Raízes do processo colaborativo

Por Luís Alberto De Abreu

Os grupos teatrais dos anos noventa, especialmente em São Paulo, buscaram recuperar uma forma de produção do espetáculo que se notabilizou nos anos setenta: a criação coletiva. Sob essa denominação genérica abrigava-se uma série de procedimentos criativos que observava, como regra geral, a liberdade de proposição e atuação criativa. A idéia de que um espetáculo teatral é obra de todos os envolvidos em sua construção e, por conseguinte, todos teriam igual direito a contribuir não só com suas habilidades artísticas, mas com sua visão de mundo – política e estética – começou a prevalecer sobre um sistema de produção que pressupunha um texto acabado e pensado por um dramaturgo e um diretor responsável por erguê-lo em cena.

Fiel ao espírito de uma época que se definia como revolucionária na política, nos costumes e na estética, a criação coletiva surge como um pensamento de oposição ao modelo tradicional de produção teatral, baseado numa rígida e hierarquizada divisão de funções artísticas. Originada e desenvolvida no bojo de um ideário de Esquerda (o TEC, Teatro Experimental de Cali, Colômbia, de Enrique Buenaventura foi uma das referências na época) a criação coletiva não foi, no entanto, apenas uma resposta estética, filosófica e política. Os grupos e suas criações coletivas buscavam equacionar também questões de ordem econômica e administrativa, estendendo uma relação horizontal a todos os setores da construção e veiculação do espetáculo.

Assim, era comum o criador, fosse ele ator, dramaturgo ou diretor, assumir funções da escrita textual da cena, atuação, confecção de cenários e figurinos, organização da cena, contatos com a imprensa, distribuição de filipetas, etc. A tendência era que todas as questões pertinentes ao espetáculo fossem dialogadas e resolvidas pelo próprio coletivo, de maneira autônoma.

Os anos oitenta viram a criação coletiva abandonar a cena, pelo menos no circuito do teatro profissional, e chegou-se a acreditar que fosse apenas um fenômeno localizado no tempo, típico do experimentalismo da década anterior.

Na década seguinte, o pensamento da construção do espetáculo por meio de uma criação coletiva retorna de forma vigorosa – denominado processo colaborativo – e se dissemina como processo de criação, acompanhando o renascimento dos grupos teatrais. E aí está um fato significativo.

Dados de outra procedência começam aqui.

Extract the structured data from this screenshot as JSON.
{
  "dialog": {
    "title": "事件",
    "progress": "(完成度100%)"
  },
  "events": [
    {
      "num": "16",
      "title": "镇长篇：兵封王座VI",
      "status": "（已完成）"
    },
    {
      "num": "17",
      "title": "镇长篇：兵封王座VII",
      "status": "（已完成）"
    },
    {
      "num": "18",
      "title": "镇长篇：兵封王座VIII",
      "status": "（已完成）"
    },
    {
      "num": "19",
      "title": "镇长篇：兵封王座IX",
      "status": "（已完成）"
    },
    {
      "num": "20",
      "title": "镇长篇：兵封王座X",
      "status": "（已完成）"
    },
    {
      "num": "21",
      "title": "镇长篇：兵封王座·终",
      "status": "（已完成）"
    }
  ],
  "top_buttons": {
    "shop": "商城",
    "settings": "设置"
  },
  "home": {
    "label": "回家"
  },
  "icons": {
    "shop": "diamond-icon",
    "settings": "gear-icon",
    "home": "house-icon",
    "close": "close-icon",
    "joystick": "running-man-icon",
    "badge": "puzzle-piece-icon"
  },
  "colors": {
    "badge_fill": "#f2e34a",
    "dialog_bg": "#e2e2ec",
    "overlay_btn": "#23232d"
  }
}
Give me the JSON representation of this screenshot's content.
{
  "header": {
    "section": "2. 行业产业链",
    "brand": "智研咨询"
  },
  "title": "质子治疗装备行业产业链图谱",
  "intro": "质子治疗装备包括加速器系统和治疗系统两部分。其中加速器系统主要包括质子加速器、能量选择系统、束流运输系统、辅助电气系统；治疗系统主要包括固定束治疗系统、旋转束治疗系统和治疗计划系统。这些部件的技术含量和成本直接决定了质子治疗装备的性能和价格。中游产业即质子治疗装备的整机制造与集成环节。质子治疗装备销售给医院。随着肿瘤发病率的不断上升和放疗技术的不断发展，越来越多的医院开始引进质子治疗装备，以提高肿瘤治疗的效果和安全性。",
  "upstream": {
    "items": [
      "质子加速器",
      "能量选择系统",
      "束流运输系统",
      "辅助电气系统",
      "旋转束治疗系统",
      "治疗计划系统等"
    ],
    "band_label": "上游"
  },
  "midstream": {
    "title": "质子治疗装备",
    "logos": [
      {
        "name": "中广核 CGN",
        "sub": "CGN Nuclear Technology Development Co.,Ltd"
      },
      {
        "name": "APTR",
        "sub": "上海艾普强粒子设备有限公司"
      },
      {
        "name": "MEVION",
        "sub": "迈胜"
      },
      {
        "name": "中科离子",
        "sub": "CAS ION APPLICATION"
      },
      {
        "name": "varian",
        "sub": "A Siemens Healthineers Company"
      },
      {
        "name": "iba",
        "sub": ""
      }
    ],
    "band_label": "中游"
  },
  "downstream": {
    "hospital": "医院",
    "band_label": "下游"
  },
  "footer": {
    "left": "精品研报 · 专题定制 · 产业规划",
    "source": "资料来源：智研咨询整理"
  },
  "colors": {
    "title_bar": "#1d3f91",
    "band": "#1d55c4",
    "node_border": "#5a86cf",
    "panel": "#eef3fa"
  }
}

Não é possível desassociar a criação coletiva ou processo colaborativo do surgimento e fortalecimento dos grupos de teatro. Isso porque a criação coletiva, em suas várias formas, não constitui um método isolado, um procedimento científico que pode ser reproduzido em quaisquer condições e por quaisquer conjuntos artísticos. A raiz de uma criação coletiva pressupõe fundamentalmente um acordo ético entre os criadores, no sentido de fazer respeitar e desenvolver as potencialidades individuais do artista ao mesmo tempo em que constrói a obra - e uma visão de mundo - de forma coletiva. Um processo coletivo de criação se aproxima muito mais de uma pedagogia artística do que de uma técnica de construção de espetáculo.